"An expert satellite working group has reviewed all existing information in order to define a search zone of up to 60,000 sq km along the arc in the southern Indian Ocean," the JACC said in a press statement.

Australia's Deputy Prime Minister Warren Truss said that the latest search area refinement involved efforts and expertise of specialists from around the world.

"Specialists have analysed satellite communications information which were never initially intended to have the capability to track an aircraft and have performed extremely complex calculations," Truss said.
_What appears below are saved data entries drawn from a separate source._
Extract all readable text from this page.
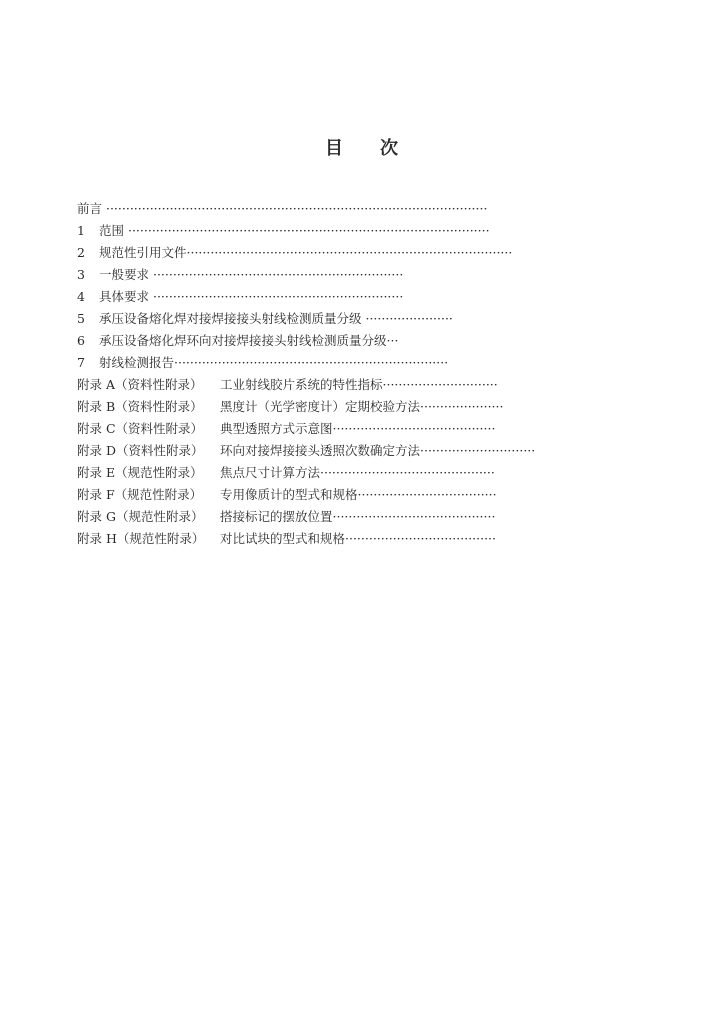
目 次
前言 ································································································
1 范围 ···························································································
2 规范性引用文件··················································································
3 一般要求 ·······························································
4 具体要求 ·······························································
5 承压设备熔化焊对接焊接接头射线检测质量分级 ······················
6 承压设备熔化焊环向对接焊接接头射线检测质量分级···
7 射线检测报告·····································································
附录 A（资料性附录） 工业射线胶片系统的特性指标·····························
附录 B（资料性附录） 黑度计（光学密度计）定期校验方法·····················
附录 C（资料性附录） 典型透照方式示意图·········································
附录 D（资料性附录） 环向对接焊接接头透照次数确定方法·····························
附录 E（规范性附录） 焦点尺寸计算方法············································
附录 F（规范性附录） 专用像质计的型式和规格···································
附录 G（规范性附录） 搭接标记的摆放位置·········································
附录 H（规范性附录） 对比试块的型式和规格······································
"The new priority area is still focused on the seventh arc, where the aircraft last communicated with satellite. We are now shifting our attention to an area further south along the arc based on these calculations,” he added.
Truss further said the Australian Transport Safety Bureau (ATSB) will also release a report with details regarding the new search area.

A bathymetric survey or mapping of the ocean floor still continues in the search area.

"The bathymetric survey has already commenced, with the Chinese survey ship Zhu Kezhen and the Australian-contracted vessel Fugro Equator conducting operations in the areas provided by the ATB," Truss said.

"It will take around three months to complete the bathymetric survey,” he added.

A new underwater search is expected to begin in August and would probably take up to 12 months to be completed.

Australia, Malaysia and China have reaffirmed their commitment to continue to search for MH370 and to keep families informed of developments.

Malaysia Airlines flight MH370 vanished mysteriously about an hour after taking off for Beijing from Kuala Lumpur shortly after midnight on March 8.

The Boeing 777-200ER was scheduled to land in Beijing the same morning. The 227 passengers on board included five Indians, 154 Chinese and 38 Malaysians.